Yesterday, Deryl Dedmon, a young white Mississippi man, pleaded guilty to murder and a hate-crime and was sentenced to life in prison for the 2011 murder of James Craig Anderson, African-American man. The facts are beyond despicable - or dispute - since a surveillance camera captured most of it:
Anderson died after he was beaten and run over by a truck driven by Dedmon, according to police. Dedmon was part of a group of seven white youths from largely white Rankin County who decided to "go f**k with some niggers," after a night of partying and drinking, law enforcement officials have said, quoting some of the suspects in the case.
Smith has said the evidence indicated the suspects, who ranged in age from 17 to 19, "went out with the intention to harm and, in this case, kill a black man." According to investigators, they drove 16 miles in two vehicles from Rankin County to Jackson, where after exiting the highway, they found Anderson alone in a parking lot about 4 a.m. on June 26.

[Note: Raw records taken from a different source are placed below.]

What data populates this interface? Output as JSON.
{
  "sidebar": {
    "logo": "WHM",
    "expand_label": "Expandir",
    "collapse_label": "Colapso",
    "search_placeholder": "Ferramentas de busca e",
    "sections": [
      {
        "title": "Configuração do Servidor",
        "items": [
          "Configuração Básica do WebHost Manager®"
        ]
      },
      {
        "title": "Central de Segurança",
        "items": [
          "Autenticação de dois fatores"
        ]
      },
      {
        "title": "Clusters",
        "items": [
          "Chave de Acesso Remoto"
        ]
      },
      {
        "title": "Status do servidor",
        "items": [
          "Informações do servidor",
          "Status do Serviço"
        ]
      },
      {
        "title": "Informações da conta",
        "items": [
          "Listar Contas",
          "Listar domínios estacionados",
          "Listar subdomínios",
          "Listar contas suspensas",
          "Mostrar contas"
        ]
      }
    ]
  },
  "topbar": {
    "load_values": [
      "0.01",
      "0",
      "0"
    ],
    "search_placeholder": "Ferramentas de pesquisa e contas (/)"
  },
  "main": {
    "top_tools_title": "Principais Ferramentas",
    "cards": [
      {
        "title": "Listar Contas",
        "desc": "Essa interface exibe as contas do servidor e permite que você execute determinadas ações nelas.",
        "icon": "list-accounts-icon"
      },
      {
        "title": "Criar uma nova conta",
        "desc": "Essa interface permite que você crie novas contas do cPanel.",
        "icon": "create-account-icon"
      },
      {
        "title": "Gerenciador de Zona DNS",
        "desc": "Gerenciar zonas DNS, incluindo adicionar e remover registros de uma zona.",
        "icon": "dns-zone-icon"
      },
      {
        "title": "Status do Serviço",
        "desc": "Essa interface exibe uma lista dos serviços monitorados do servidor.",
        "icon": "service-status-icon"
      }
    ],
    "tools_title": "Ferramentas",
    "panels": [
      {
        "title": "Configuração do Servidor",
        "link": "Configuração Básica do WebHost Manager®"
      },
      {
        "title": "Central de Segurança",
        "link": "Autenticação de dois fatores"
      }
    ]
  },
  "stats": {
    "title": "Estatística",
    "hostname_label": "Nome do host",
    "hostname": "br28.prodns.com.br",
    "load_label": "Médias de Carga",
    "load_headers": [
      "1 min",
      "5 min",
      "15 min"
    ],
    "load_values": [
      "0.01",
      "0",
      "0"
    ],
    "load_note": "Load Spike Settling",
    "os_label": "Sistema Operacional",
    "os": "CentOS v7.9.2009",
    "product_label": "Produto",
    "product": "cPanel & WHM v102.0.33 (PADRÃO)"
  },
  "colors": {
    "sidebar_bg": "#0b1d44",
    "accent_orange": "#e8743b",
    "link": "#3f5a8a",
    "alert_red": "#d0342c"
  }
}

The white men allegedly beat Anderson repeatedly, yelling racial epithets. After the beating, Dedmon drove his Ford F-250 truck over him, leaving him to die, according to what some of the teens cooperating with police have told authorities.
“I was young and dumb, ignorant and full of hatred,” said Dedmon. And as reported by the New York Times:
Marches were held and some Jackson residents and civil rights leaders complained that the local police and prosecutors did not act quickly enough to arrest the seven white teenagers from a neighboring county who drove to Jackson in two vehicles on a hot June night with the intention of finding an African-American to harass.
What will happen to those other teenagers is likely to be revealed on Thursday when the results of a Justice Department hate crime investigation are aired in court, according to two people with detailed knowledge of the case.
We’ll see what DOJ decides to do. But in addition, "The family has filed a wrongful death suit in the case against all seven teenagers who the police say were involved, including two girls." Said Morris Dees, a founder of the Southern Poverty Law Center, who is working with the family and their lawyer, Winston J. Thompson III, “the family would continue to push for a civil trial so that more about the case could be revealed. ‘You continue to see this around the country, the systematic targeting of black people. That’s what happened here and that’s what happened in Florida.’”
The Southern Poverty Law Center has been the most effective group in the nation using tort suits to bankrupt and shut down hate groups. So next time you hear folks complaining about lawsuits and wanting to limit victims’ access to the civil courts, it might be good to think about the families of Trayvon Martin and James Craig Anderson, the terrifying rise of hate groups in America today, and how civil litigation might protect us all.